Be sure the campaigns for prospects are different from customers or recent purchasers. Its a waste of money and will hurt your conversion if you are serving “buy this!” ads to people who recently bought.

3 – Low interest

If someone visits your site and quickly bounces, they aren’t a good prospect. If you use out-of-box retargeting solutions, often users who just engage with a single page will still be targeted. Set a filter so only leads who view multiple pages get moved into potential retargeting campaigns.

There may be a few exceptions to this rule- If you invest heavily in content marketing, there may be single page visits that when coupled with a long time-on-page do actually indicate a prospect. However, if you are going to add someone to a retargeting campaign for a single page view make sure it isn’t for any page, and if you have the ability to capture their scroll distance on the page, or their time on page, be sure to put some reasonable minimum requirements that take those factors into account.

4 – Careers filter

If someone has visited your /careers/ or /jobs/ pages there is no reason to be serving ads to them. While many brands set thresholds and are careful to not retarget users who only visit one page, they drop the ball by including users who have visited their careers page. In many ways, job seekers mimic good prospects (multiple sessions, multiple page views per session, etc.) so filters to remove job hunters are key.

Along the same line, are there other pages on your site that are also negative signals? Often viewers of the “partners” section aren’t active prospects either. Spend a few minutes with your site map and add filters to catch users who aren’t prospects based on what pages they are viewing.

5 – Demographic data

If you are using a marketing automation platform for retargeting filters, you may have a lot of options for additional demographic data points that can be filtered out. This would require the lead to be a known lead, but if you already know who they are, use it!

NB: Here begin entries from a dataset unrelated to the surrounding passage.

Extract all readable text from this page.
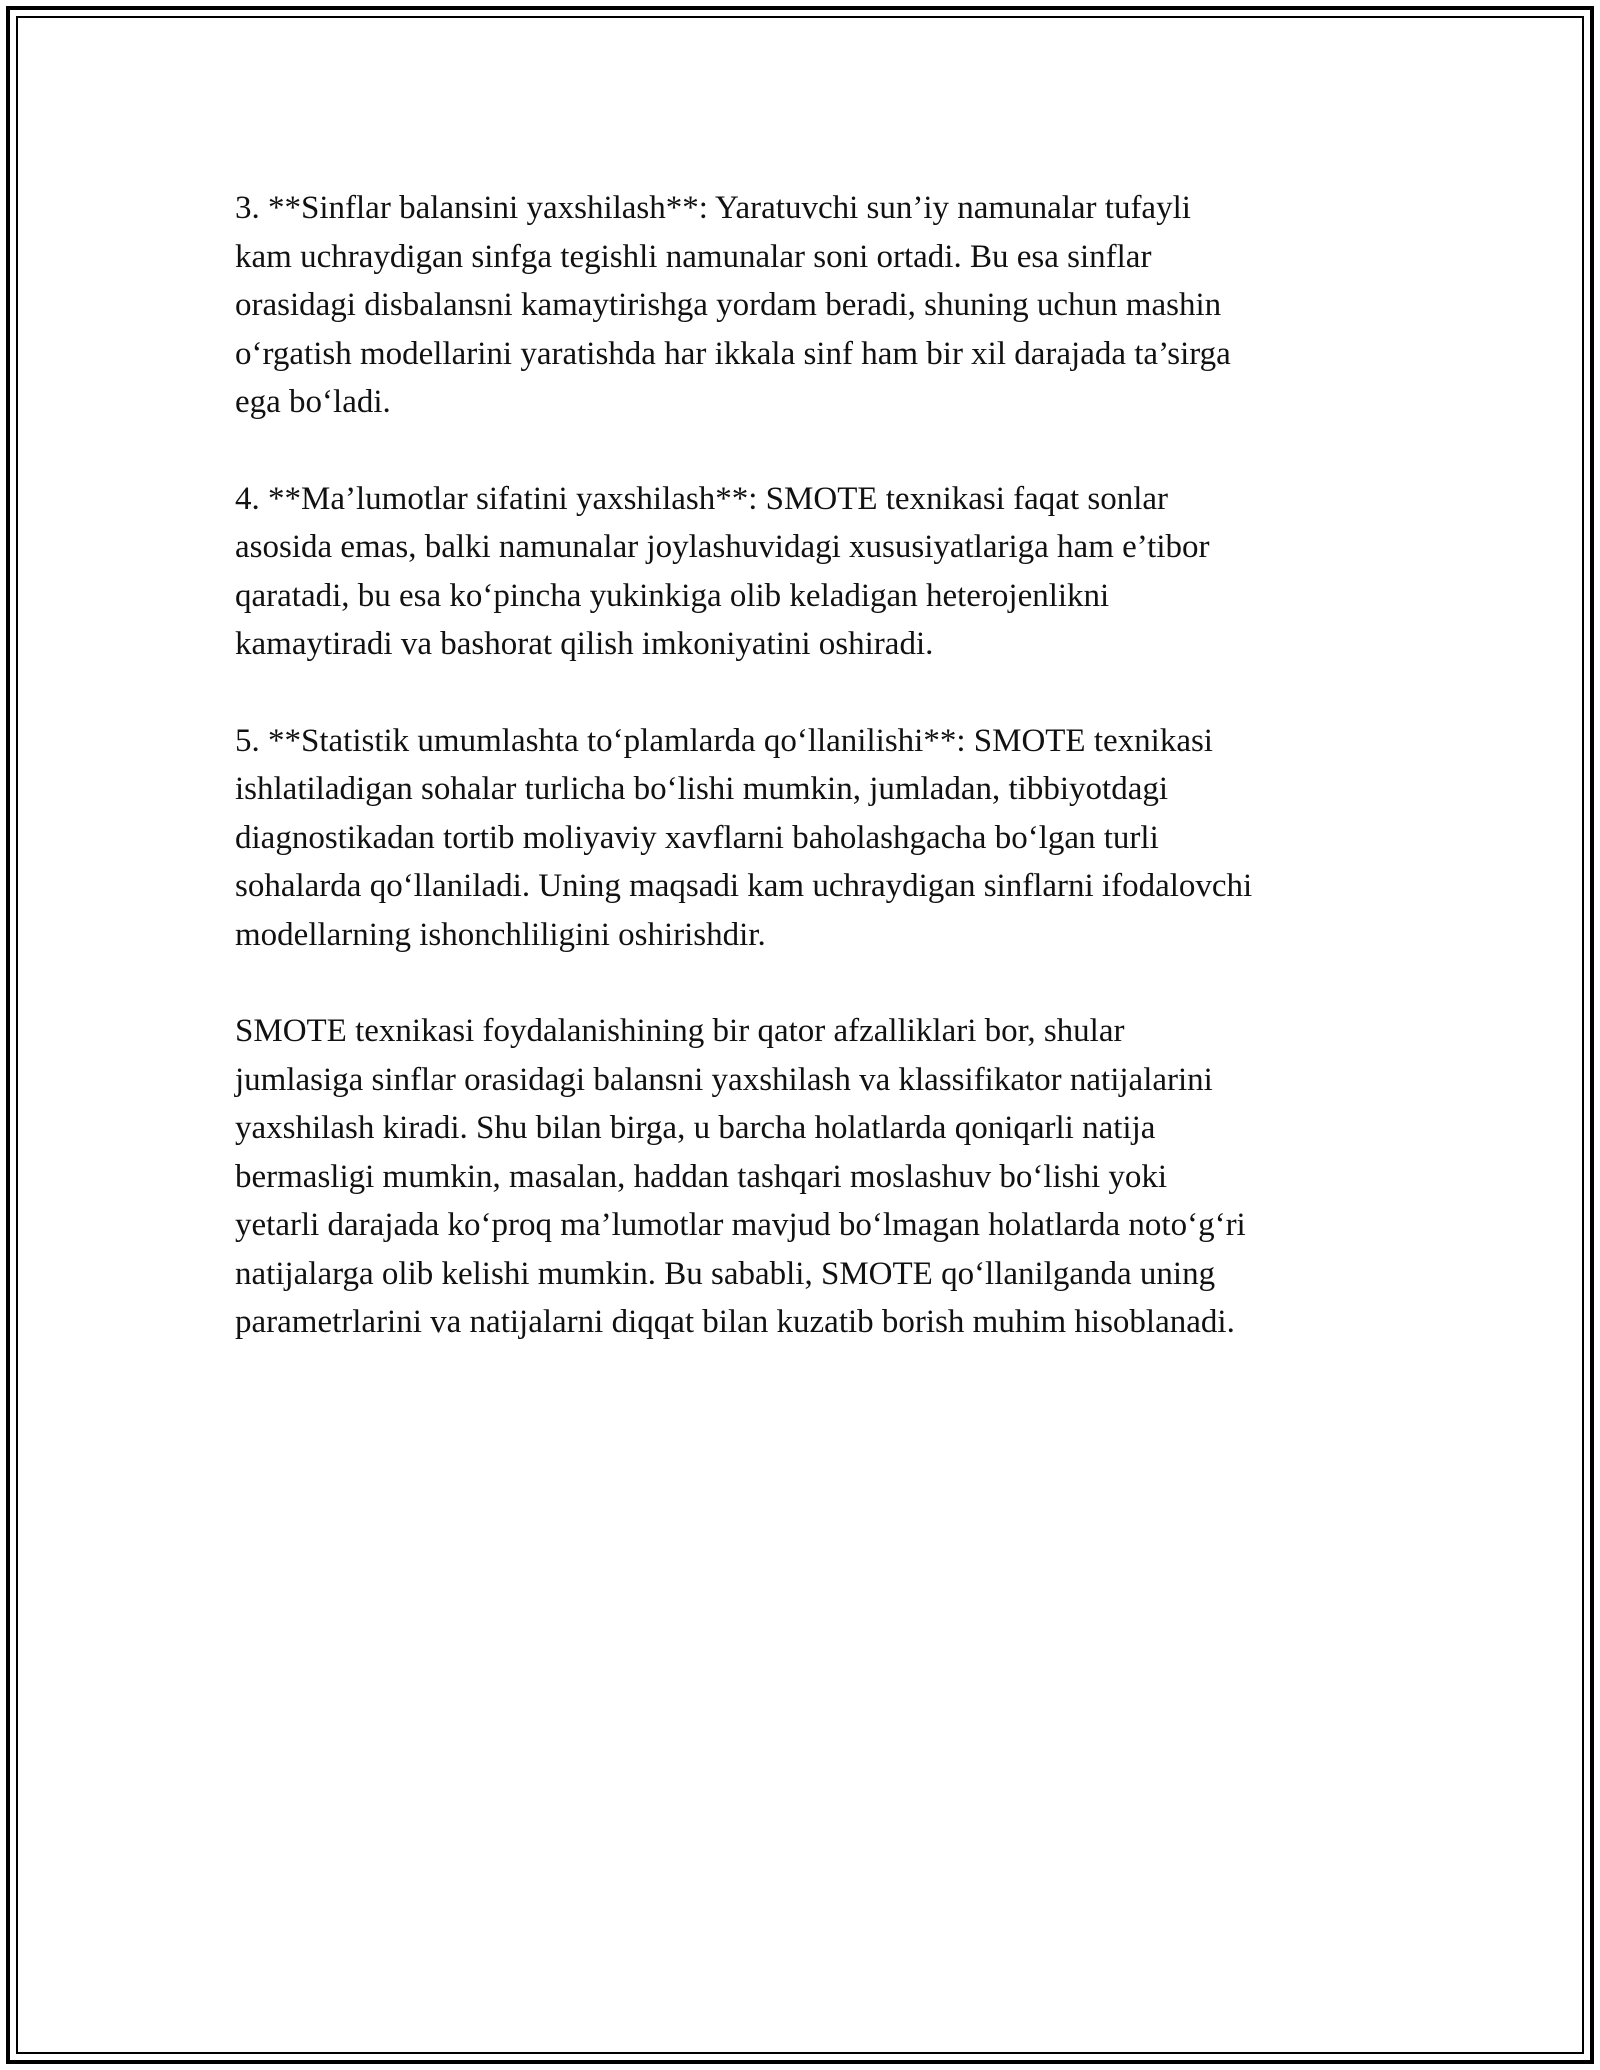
3. **Sinflar balansini yaxshilash**: Yaratuvchi sun’iy namunalar tufayli
kam uchraydigan sinfga tegishli namunalar soni ortadi. Bu esa sinflar
orasidagi disbalansni kamaytirishga yordam beradi, shuning uchun mashin
o‘rgatish modellarini yaratishda har ikkala sinf ham bir xil darajada ta’sirga
ega bo‘ladi.

4. **Ma’lumotlar sifatini yaxshilash**: SMOTE texnikasi faqat sonlar
asosida emas, balki namunalar joylashuvidagi xususiyatlariga ham e’tibor
qaratadi, bu esa ko‘pincha yukinkiga olib keladigan heterojenlikni
kamaytiradi va bashorat qilish imkoniyatini oshiradi.

5. **Statistik umumlashta to‘plamlarda qo‘llanilishi**: SMOTE texnikasi
ishlatiladigan sohalar turlicha bo‘lishi mumkin, jumladan, tibbiyotdagi
diagnostikadan tortib moliyaviy xavflarni baholashgacha bo‘lgan turli
sohalarda qo‘llaniladi. Uning maqsadi kam uchraydigan sinflarni ifodalovchi
modellarning ishonchliligini oshirishdir.

SMOTE texnikasi foydalanishining bir qator afzalliklari bor, shular
jumlasiga sinflar orasidagi balansni yaxshilash va klassifikator natijalarini
yaxshilash kiradi. Shu bilan birga, u barcha holatlarda qoniqarli natija
bermasligi mumkin, masalan, haddan tashqari moslashuv bo‘lishi yoki
yetarli darajada ko‘proq ma’lumotlar mavjud bo‘lmagan holatlarda noto‘g‘ri
natijalarga olib kelishi mumkin. Bu sababli, SMOTE qo‘llanilganda uning
parametrlarini va natijalarni diqqat bilan kuzatib borish muhim hisoblanadi.
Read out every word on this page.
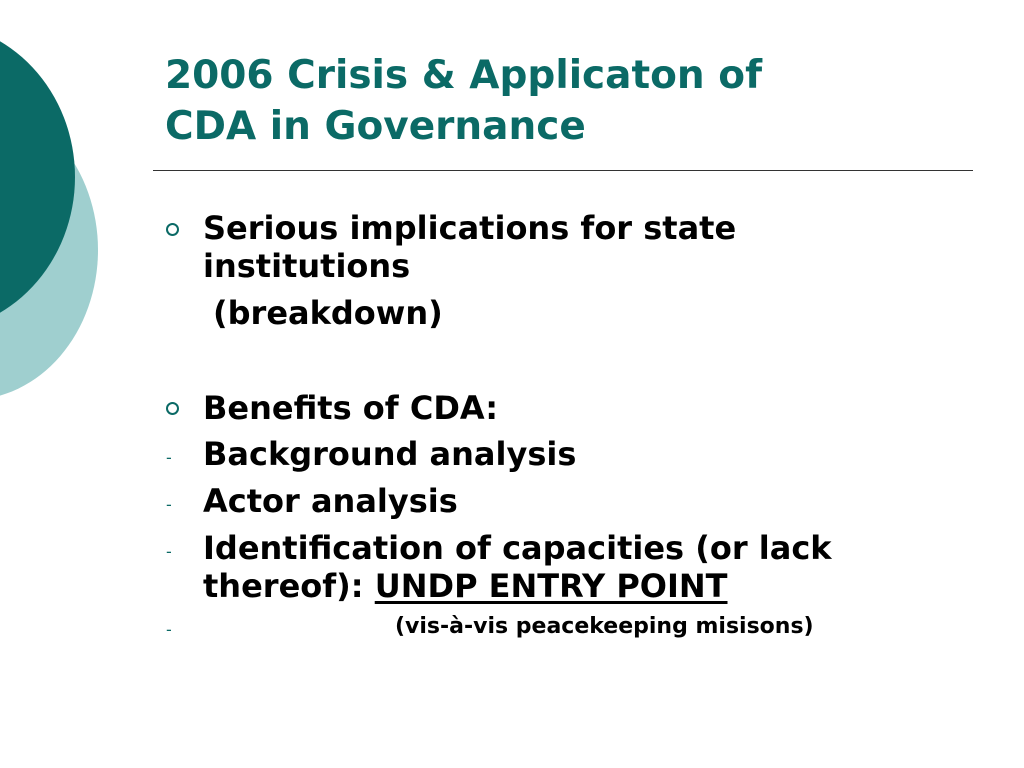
2006 Crisis & Applicaton of
CDA in Governance
Serious implications for state
institutions
(breakdown)
Benefits of CDA:
- Background analysis
- Actor analysis
- Identification of capacities (or lack
thereof): UNDP ENTRY POINT
-	(vis-à-vis peacekeeping misisons)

Some possible demographic filters:

  • Email address contains: .edu,.gov,.org
  • Location is not: United States, Canada
  • Job title contains: Contractor, consultant
  • Company revenue: Less than $10M

If you start looking through the demographic data points you collect on prospects, you may find other things that can be used for filters as well. It also doesn’t ever hurt to ask the sales team, “what are common indicators that someone isn’t going to purchase?” and see if they have any insight as well.